Centering prayer is about two things: awareness and consent. As we sit in silence we use some symbol: a word or an inward glimpse, or perhaps simple awareness of the breath to signal our consent to whatever it is that God wishes to do with us. We notice the many and ingenious subterfuges we use to keep knowledge of God at bay, and rather than fighting them, are simply aware of them, and watch them as they drift past in our quietened mind. It is simple but not easy.
In the quiet, things changed for me. My perception shifted in ways which I didn't notice until I got back to Aspen and saw a different town than the one I had left, and knew that actually, it wasn't Aspen that had changed. The issue is, how do I relate these changes to the things which must occupy my time and attention here on the other side of the globe? One way would simply be to stay. The monastic life is very attractive to me, and I could easily imagine spending my last years in the silence and the rhythm of the daily offices, but there are other people to whom I have commitments who might hold contrary opinions. So I spent a night in a little lodge, caught a small plane and then a big one and then a small one again. I went to my daughter's house in Christchurch, played with my grandson and drove 400 km with my wife. And slowly, like easing into a hot pool, I will gradually become accustomed again to the life I have built for myself.

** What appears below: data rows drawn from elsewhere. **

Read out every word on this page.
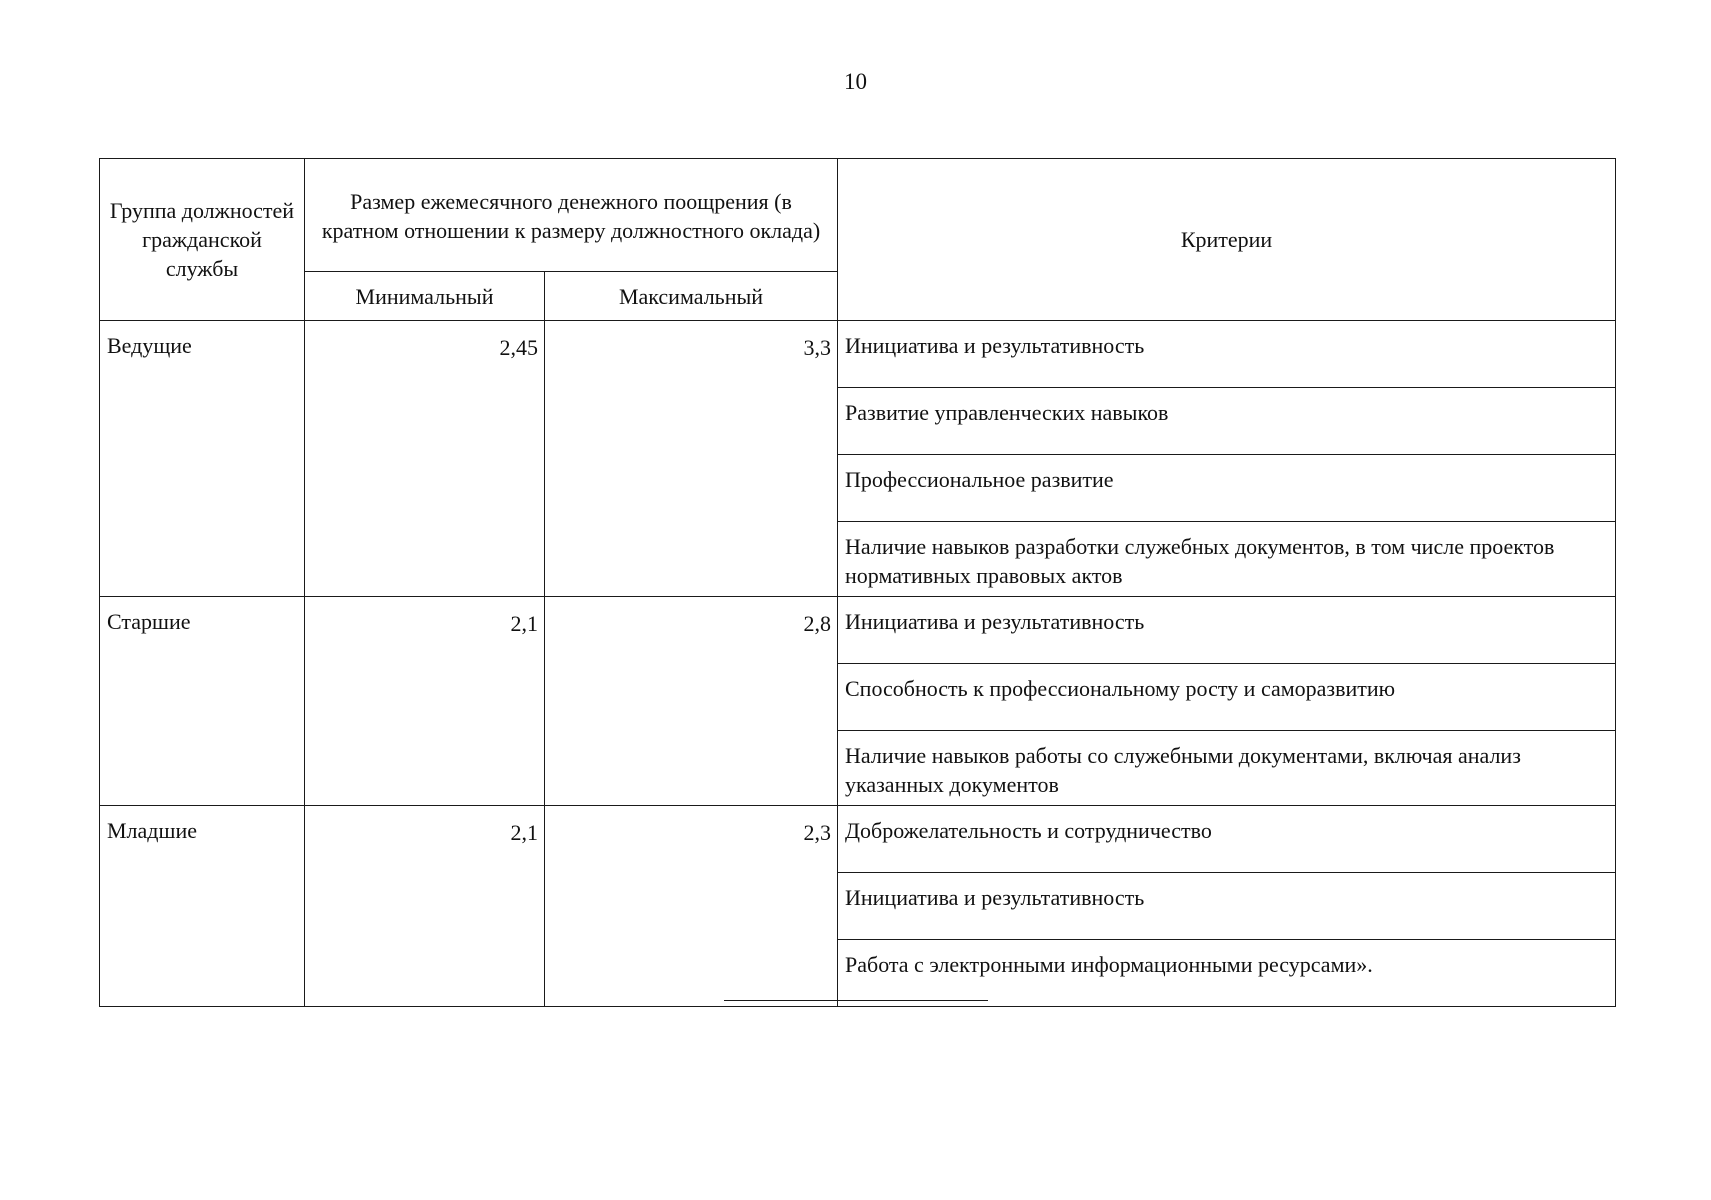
10
Группа должностей гражданской службы	Размер ежемесячного денежного поощрения (в кратном отношении к размеру должностного оклада)		Критерии
	Минимальный	Максимальный	
Ведущие	2,45	3,3	Инициатива и результативность
			Развитие управленческих навыков
			Профессиональное развитие
			Наличие навыков разработки служебных документов, в том числе проектов нормативных правовых актов
Старшие	2,1	2,8	Инициатива и результативность
			Способность к профессиональному росту и саморазвитию
			Наличие навыков работы со служебными документами, включая анализ указанных документов
Младшие	2,1	2,3	Доброжелательность и сотрудничество
			Инициатива и результативность
			Работа с электронными информационными ресурсами».
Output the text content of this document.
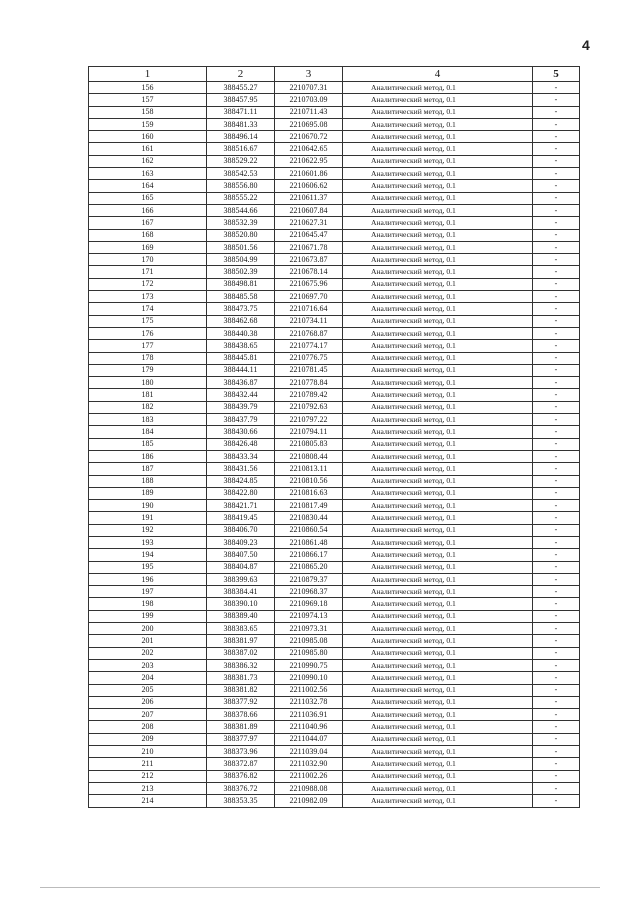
4
1	2	3	4	5
156	388455.27	2210707.31	Аналитический метод, 0.1	-
157	388457.95	2210703.09	Аналитический метод, 0.1	-
158	388471.11	2210711.43	Аналитический метод, 0.1	-
159	388481.33	2210695.08	Аналитический метод, 0.1	-
160	388496.14	2210670.72	Аналитический метод, 0.1	-
161	388516.67	2210642.65	Аналитический метод, 0.1	-
162	388529.22	2210622.95	Аналитический метод, 0.1	-
163	388542.53	2210601.86	Аналитический метод, 0.1	-
164	388556.80	2210606.62	Аналитический метод, 0.1	-
165	388555.22	2210611.37	Аналитический метод, 0.1	-
166	388544.66	2210607.84	Аналитический метод, 0.1	-
167	388532.39	2210627.31	Аналитический метод, 0.1	-
168	388520.80	2210645.47	Аналитический метод, 0.1	-
169	388501.56	2210671.78	Аналитический метод, 0.1	-
170	388504.99	2210673.87	Аналитический метод, 0.1	-
171	388502.39	2210678.14	Аналитический метод, 0.1	-
172	388498.81	2210675.96	Аналитический метод, 0.1	-
173	388485.58	2210697.70	Аналитический метод, 0.1	-
174	388473.75	2210716.64	Аналитический метод, 0.1	-
175	388462.68	2210734.11	Аналитический метод, 0.1	-
176	388440.38	2210768.87	Аналитический метод, 0.1	-
177	388438.65	2210774.17	Аналитический метод, 0.1	-
178	388445.81	2210776.75	Аналитический метод, 0.1	-
179	388444.11	2210781.45	Аналитический метод, 0.1	-
180	388436.87	2210778.84	Аналитический метод, 0.1	-
181	388432.44	2210789.42	Аналитический метод, 0.1	-
182	388439.79	2210792.63	Аналитический метод, 0.1	-
183	388437.79	2210797.22	Аналитический метод, 0.1	-
184	388430.66	2210794.11	Аналитический метод, 0.1	-
185	388426.48	2210805.83	Аналитический метод, 0.1	-
186	388433.34	2210808.44	Аналитический метод, 0.1	-
187	388431.56	2210813.11	Аналитический метод, 0.1	-
188	388424.85	2210810.56	Аналитический метод, 0.1	-
189	388422.80	2210816.63	Аналитический метод, 0.1	-
190	388421.71	2210817.49	Аналитический метод, 0.1	-
191	388419.45	2210830.44	Аналитический метод, 0.1	-
192	388406.70	2210860.54	Аналитический метод, 0.1	-
193	388409.23	2210861.48	Аналитический метод, 0.1	-
194	388407.50	2210866.17	Аналитический метод, 0.1	-
195	388404.87	2210865.20	Аналитический метод, 0.1	-
196	388399.63	2210879.37	Аналитический метод, 0.1	-
197	388384.41	2210968.37	Аналитический метод, 0.1	-
198	388390.10	2210969.18	Аналитический метод, 0.1	-
199	388389.40	2210974.13	Аналитический метод, 0.1	-
200	388383.65	2210973.31	Аналитический метод, 0.1	-
201	388381.97	2210985.08	Аналитический метод, 0.1	-
202	388387.02	2210985.80	Аналитический метод, 0.1	-
203	388386.32	2210990.75	Аналитический метод, 0.1	-
204	388381.73	2210990.10	Аналитический метод, 0.1	-
205	388381.82	2211002.56	Аналитический метод, 0.1	-
206	388377.92	2211032.78	Аналитический метод, 0.1	-
207	388378.66	2211036.91	Аналитический метод, 0.1	-
208	388381.89	2211040.96	Аналитический метод, 0.1	-
209	388377.97	2211044.07	Аналитический метод, 0.1	-
210	388373.96	2211039.04	Аналитический метод, 0.1	-
211	388372.87	2211032.90	Аналитический метод, 0.1	-
212	388376.82	2211002.26	Аналитический метод, 0.1	-
213	388376.72	2210988.08	Аналитический метод, 0.1	-
214	388353.35	2210982.09	Аналитический метод, 0.1	-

The old habits of mind, the old patterns of interaction with other people and the world are very easy to slip back into. If I didn't watch it, I would find that in a month all the benefits of my long silence would have faded away into nothingness, and, then, what would all the cost and trouble have been for? But the central lessons remain: awareness and consent. And I preserve these by the same methods by which they are always preserved which isdisciplined daily practice. Which, I must say, does seem a little easier at the moment.